Dear ones, this is the sort of vision the Scriptures actually give us about where the world's story is headed.  This kind of vision, that is recklessly graceful, scandalously inclusive, and outrageously good, this is actually what prophets like Isaiah believed was in store for all the world--people from every nation, every culture, every race, gathered by God... because all are beloved.  Somewhere along the way we traded that compelling vision for cliche jokes about waiting at the pearly gates bargaining with St. Peter about being good enough to be let into the club, or the terrible (both in writing and in theology) notions of "rapture" from novels about being "left behind" (which, again, is not, not, NOT what the Scriptures actually teach--we can have that conversation another time).  But instead of all those low-quality counterfeits, the Spirit has breathed us this kind of a vision and has been holding it out for us to see and cling to for something like twenty-seven centuries now.  This is where the world's history is headed: a scandalously large banquet with room for everybody and with a universal welcome.  If it upsets us to hear such a wide and graceful vision, we should take it up with the God who makes such a sweeping and beautiful promise.  But here it is, and right on the printed page of your Bibles, too.

There is, I suppose, however, one catch to all of this.  It's not a line of fine-print with a list of good deeds you have to do in order to earn your invitation to this party. It's not an asterisk with a footnote buried at the end of the passage saying, "Just kidding, this is really only for ONE kind of people in the end." And it's not that the God who speaks is prone to exaggerate or write checks he can't cash.  No, sisters and brothers, this promise really is real... and it really is just that big and wide and free.

The catch is this: once you let your hopes be stretched wide like this, for a day when all peoples will be gathered at God's death-destroying, sorrow-stopping grand buffet, all of a sudden, you will become dissatisfied with any lesser or smaller vision that only includes "your group," or "your nation" or "your race" or "your kind of people."  Once we hear Isaiah's vision and can let it fill us with hope, we will never be able to be able to find hope any longer in the voices and systems and policies that only care about some... even if the "some" that benefit includes you.  Once we take Isaiah's vision of God's restaurant at the end of the universe (to borrow a phrase from Douglas Adams) to heart, we will never be able to accept the mindset that says, "Me and My Group First," because we know... there is a day coming when all peoples will be gathered at God's table, by God's own invitation.

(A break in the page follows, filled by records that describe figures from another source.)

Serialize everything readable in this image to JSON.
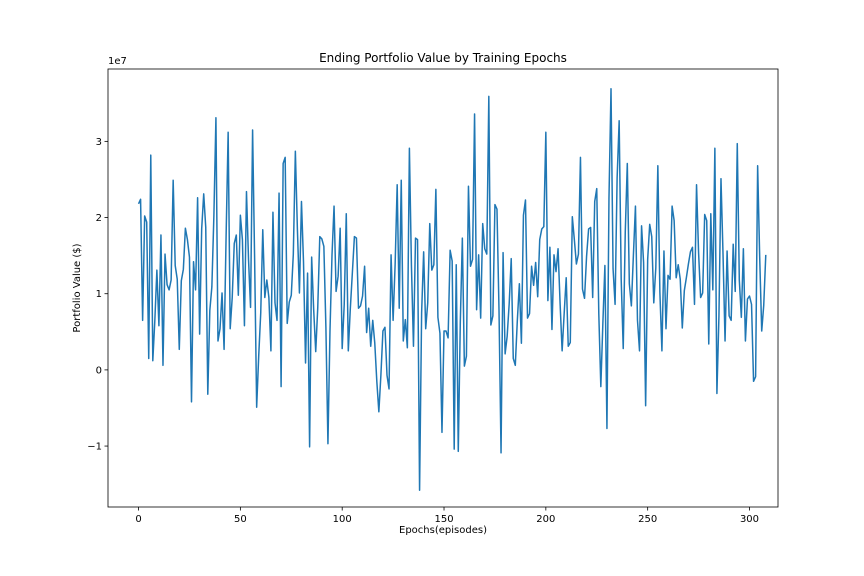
{
  "chart_data": {
    "type": "line",
    "title": "Ending Portfolio Value by Training Epochs",
    "xlabel": "Epochs(episodes)",
    "ylabel": "Portfolio Value ($)",
    "y_multiplier_label": "1e7",
    "xlim": [
      -15,
      314
    ],
    "ylim": [
      -1.8,
      3.95
    ],
    "x_ticks": [
      0,
      50,
      100,
      150,
      200,
      250,
      300
    ],
    "y_ticks": [
      -1,
      0,
      1,
      2,
      3
    ],
    "y_tick_labels": [
      "−1",
      "0",
      "1",
      "2",
      "3"
    ],
    "grid": false,
    "color": "#1f77b4",
    "series": [
      {
        "x_start": 0,
        "x_step": 1,
        "values": [
          2.18,
          2.24,
          0.65,
          2.02,
          1.94,
          0.15,
          2.82,
          0.12,
          0.65,
          1.31,
          0.58,
          1.77,
          0.06,
          1.52,
          1.12,
          1.05,
          1.18,
          2.49,
          1.37,
          1.19,
          0.27,
          1.17,
          1.32,
          1.86,
          1.71,
          1.48,
          -0.42,
          1.42,
          1.05,
          2.26,
          0.47,
          1.85,
          2.31,
          1.87,
          -0.32,
          0.78,
          1.09,
          2.03,
          3.31,
          0.38,
          0.54,
          1.01,
          0.27,
          1.77,
          3.12,
          0.54,
          0.95,
          1.66,
          1.77,
          0.98,
          2.03,
          1.71,
          0.58,
          2.34,
          1.45,
          0.82,
          3.15,
          1.45,
          -0.49,
          0.18,
          0.75,
          1.84,
          0.95,
          1.18,
          0.95,
          0.25,
          2.07,
          0.88,
          0.65,
          2.32,
          -0.22,
          2.71,
          2.79,
          0.61,
          0.89,
          0.98,
          1.52,
          2.87,
          1.85,
          1.01,
          2.21,
          1.42,
          0.09,
          1.27,
          -1.01,
          1.48,
          0.79,
          0.24,
          0.82,
          1.75,
          1.72,
          1.62,
          0.56,
          -0.97,
          0.51,
          1.51,
          2.15,
          1.03,
          1.23,
          1.86,
          0.28,
          0.86,
          2.05,
          0.25,
          0.81,
          1.28,
          1.75,
          1.73,
          0.81,
          0.84,
          0.97,
          1.36,
          0.49,
          0.81,
          0.31,
          0.65,
          0.35,
          -0.15,
          -0.55,
          -0.07,
          0.51,
          0.56,
          -0.07,
          -0.25,
          1.51,
          0.65,
          1.39,
          2.43,
          0.81,
          2.49,
          0.38,
          0.66,
          0.29,
          2.91,
          1.37,
          0.31,
          1.73,
          1.71,
          -1.58,
          0.75,
          1.55,
          0.54,
          0.88,
          1.92,
          1.31,
          1.38,
          2.37,
          0.69,
          0.48,
          -0.82,
          0.51,
          0.51,
          0.42,
          1.57,
          1.43,
          -1.04,
          1.38,
          -1.07,
          0.63,
          1.73,
          0.05,
          0.18,
          2.41,
          1.36,
          1.45,
          3.36,
          0.79,
          1.51,
          0.68,
          1.92,
          1.59,
          1.52,
          3.59,
          0.59,
          0.71,
          2.17,
          2.11,
          0.79,
          -1.09,
          1.54,
          0.21,
          0.44,
          0.87,
          1.46,
          0.15,
          0.06,
          0.65,
          1.13,
          0.35,
          2.03,
          2.23,
          0.68,
          0.74,
          1.36,
          1.11,
          1.41,
          0.96,
          1.71,
          1.85,
          1.88,
          3.12,
          0.91,
          1.61,
          0.53,
          1.51,
          1.29,
          1.59,
          0.87,
          0.25,
          0.74,
          1.21,
          0.31,
          0.36,
          2.01,
          1.71,
          1.39,
          1.52,
          2.79,
          1.06,
          0.94,
          1.49,
          1.85,
          1.87,
          0.95,
          2.21,
          2.38,
          0.74,
          -0.22,
          0.61,
          1.37,
          -0.77,
          2.25,
          3.69,
          1.33,
          0.86,
          2.52,
          3.27,
          1.19,
          0.28,
          1.81,
          2.71,
          1.13,
          0.84,
          1.51,
          2.15,
          0.65,
          0.25,
          1.89,
          1.41,
          -0.47,
          1.45,
          1.91,
          1.75,
          0.88,
          1.34,
          2.68,
          1.02,
          0.25,
          1.56,
          0.54,
          1.24,
          1.19,
          2.15,
          1.96,
          1.21,
          1.38,
          1.19,
          0.55,
          1.04,
          1.21,
          1.39,
          1.55,
          1.61,
          0.86,
          2.43,
          1.54,
          0.95,
          1.01,
          2.04,
          1.96,
          0.34,
          2.05,
          1.05,
          2.91,
          -0.31,
          0.71,
          2.51,
          1.52,
          0.38,
          1.56,
          0.71,
          0.65,
          1.65,
          1.03,
          2.97,
          1.18,
          0.69,
          1.59,
          0.38,
          0.93,
          0.97,
          0.86,
          -0.15,
          -0.09,
          2.68,
          1.49,
          0.51,
          0.85,
          1.51
        ]
      }
    ]
  }
}
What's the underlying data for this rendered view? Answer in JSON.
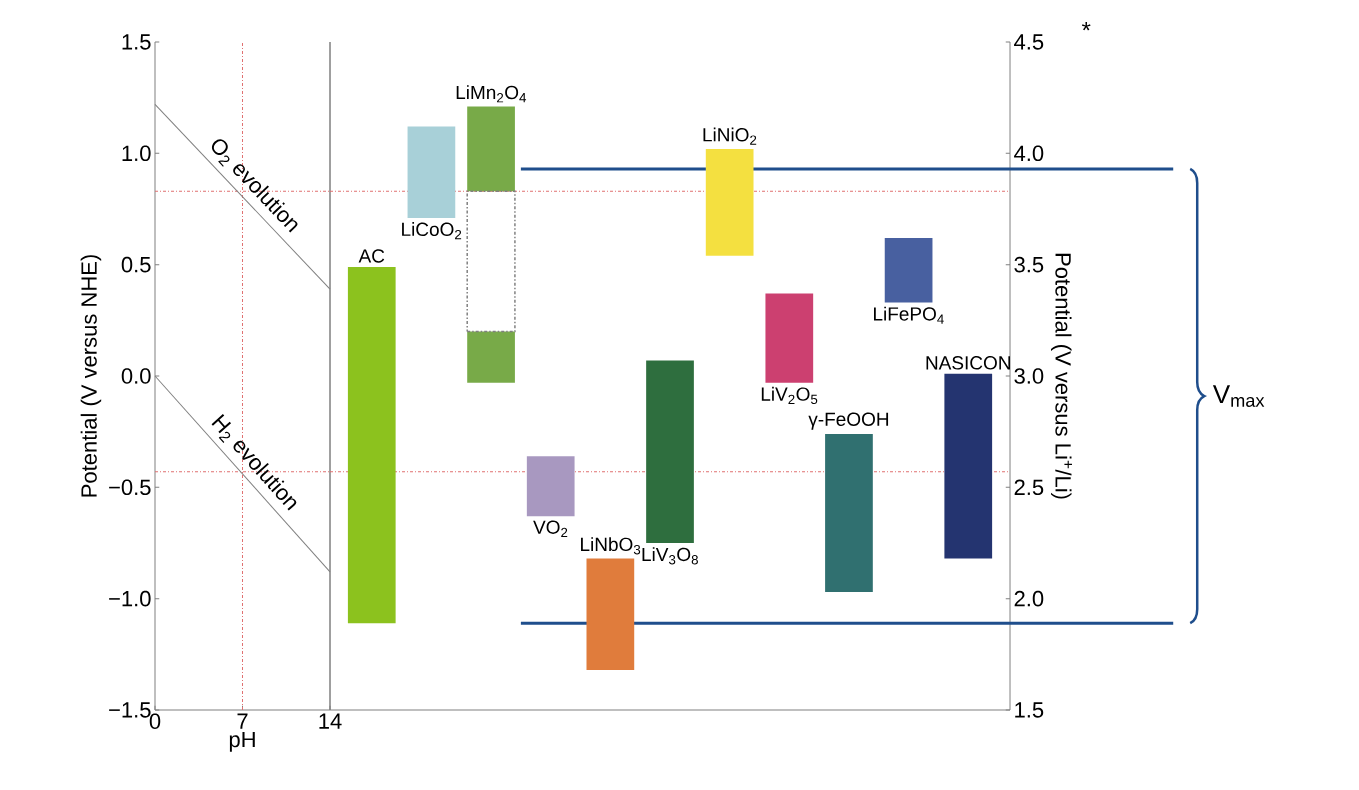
{
  "chart_data": [
    {
      "type": "line",
      "xlabel": "pH",
      "ylabel": "Potential (V versus NHE)",
      "xlim": [
        0,
        14
      ],
      "xticks": [
        0,
        7,
        14
      ],
      "ylim": [
        -1.5,
        1.5
      ],
      "yticks": [
        {
          "value": -1.5,
          "label": "−1.5"
        },
        {
          "value": -1.0,
          "label": "−1.0"
        },
        {
          "value": -0.5,
          "label": "−0.5"
        },
        {
          "value": 0,
          "label": "0.0"
        },
        {
          "value": 0.5,
          "label": "0.5"
        },
        {
          "value": 1.0,
          "label": "1.0"
        },
        {
          "value": 1.5,
          "label": "1.5"
        }
      ],
      "series": [
        {
          "name": "O$_{2}$ evolution",
          "color": "#808080",
          "values": [
            1.22,
            0.39
          ]
        },
        {
          "name": "H$_{2}$ evolution",
          "color": "#808080",
          "values": [
            0,
            -0.88
          ]
        }
      ],
      "x": [
        0,
        14
      ],
      "ref_lines": [
        {
          "axis": "x",
          "value": 7,
          "color": "#e07070",
          "line_style": "dashed"
        },
        {
          "axis": "y",
          "value": 0.83,
          "color": "#e07070",
          "line_style": "dashed"
        },
        {
          "axis": "y",
          "value": -0.43,
          "color": "#e07070",
          "line_style": "dashed"
        }
      ]
    },
    {
      "type": "bar",
      "ylabel": "Potential (V versus Li$^{+}$/Li)",
      "ylim": [
        1.5,
        4.5
      ],
      "yticks": [
        {
          "value": 1.5,
          "label": "1.5"
        },
        {
          "value": 2.0,
          "label": "2.0"
        },
        {
          "value": 2.5,
          "label": "2.5"
        },
        {
          "value": 3.0,
          "label": "3.0"
        },
        {
          "value": 3.5,
          "label": "3.5"
        },
        {
          "value": 4.0,
          "label": "4.0"
        },
        {
          "value": 4.5,
          "label": "4.5"
        }
      ],
      "tick_labels": "y",
      "categories": [
        "AC",
        "LiCoO$_{2}$",
        "LiMn$_{2}$O$_{4}$",
        "VO$_{2}$",
        "LiNbO$_{3}$",
        "LiV$_{3}$O$_{8}$",
        "LiNiO$_{2}$",
        "LiV$_{2}$O$_{5}$",
        "γ-FeOOH",
        "LiFePO$_{4}$",
        "NASICON"
      ],
      "series": [
        {
          "values": [
            1.6,
            0.41,
            0.38,
            0.27,
            0.5,
            0.82,
            0.48,
            0.4,
            0.71,
            0.29,
            0.83
          ],
          "base": [
            1.89,
            3.71,
            3.83,
            2.37,
            1.68,
            2.25,
            3.54,
            2.97,
            2.03,
            3.33,
            2.18
          ],
          "colors": [
            "#8cc21e",
            "#a8d0d8",
            "#78aa48",
            "#a898c0",
            "#e07c3c",
            "#2e6e3e",
            "#f4e040",
            "#cc4070",
            "#307070",
            "#4860a0",
            "#243470"
          ]
        },
        {
          "values": [
            null,
            null,
            0.23,
            null,
            null,
            null,
            null,
            null,
            null,
            null,
            null
          ],
          "base": [
            null,
            null,
            2.97,
            null,
            null,
            null,
            null,
            null,
            null,
            null,
            null
          ],
          "color": "#78aa48"
        },
        {
          "values": [
            null,
            null,
            0.63,
            null,
            null,
            null,
            null,
            null,
            null,
            null,
            null
          ],
          "base": [
            null,
            null,
            3.2,
            null,
            null,
            null,
            null,
            null,
            null,
            null,
            null
          ],
          "color": "#808080",
          "line_style": "dashed"
        }
      ],
      "ref_lines": [
        {
          "axis": "y",
          "value": 3.83,
          "color": "#e07070",
          "line_style": "dashed"
        },
        {
          "axis": "y",
          "value": 2.57,
          "color": "#e07070",
          "line_style": "dashed"
        },
        {
          "axis": "y",
          "value": 3.93,
          "color": "#1f4e8c",
          "line_style": "solid"
        },
        {
          "axis": "y",
          "value": 1.89,
          "color": "#1f4e8c",
          "line_style": "solid"
        }
      ],
      "annotations": [
        "*",
        "V$_{max}$"
      ]
    }
  ]
}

And from there, we will no longer be OK with situations that treat some as "less than" because they don't fit the cookie-cutter.  And we will no longer think it is acceptable to make fun of someone or belittle them because they are different, or because of their language, their appearance, or their clothing.  And we will no longer be able to turn away from the long-ingrained patterns and systems, maybe even ones we grew up with and were taught were "just how it is," that teach us to fear and to hate and to look down on others.  If we really believe what Isaiah says about God's scandalous buffet for all peoples, we will find ourselves speaking up against all the lesser visions, the cruel jokes, and the deep-seated prejudices we have all been taking in all our lives like it's in the atmosphere around us.  Believing Isaiah will mean we can't keep letting those things be thought of as "OK."  They are too small a vision, and they are too stingy a hope to give our lives to.

So today, just let Isaiah's provocative vision sit with you.  Let it percolate over you and through you, and let God's Word do its good, holy, transformative work on you... and I'll do the same from where I am.  Let this prophetic word make us permanently dissatisfied with anything less than a world where all are beloved, and where all find that there has been a place set for them at the table in the very house of God.

Lord God, keep speaking to us your expansive vision, and let it give us a hope so wide we will no longer be able to live with anything less than your abundant grace for all peoples.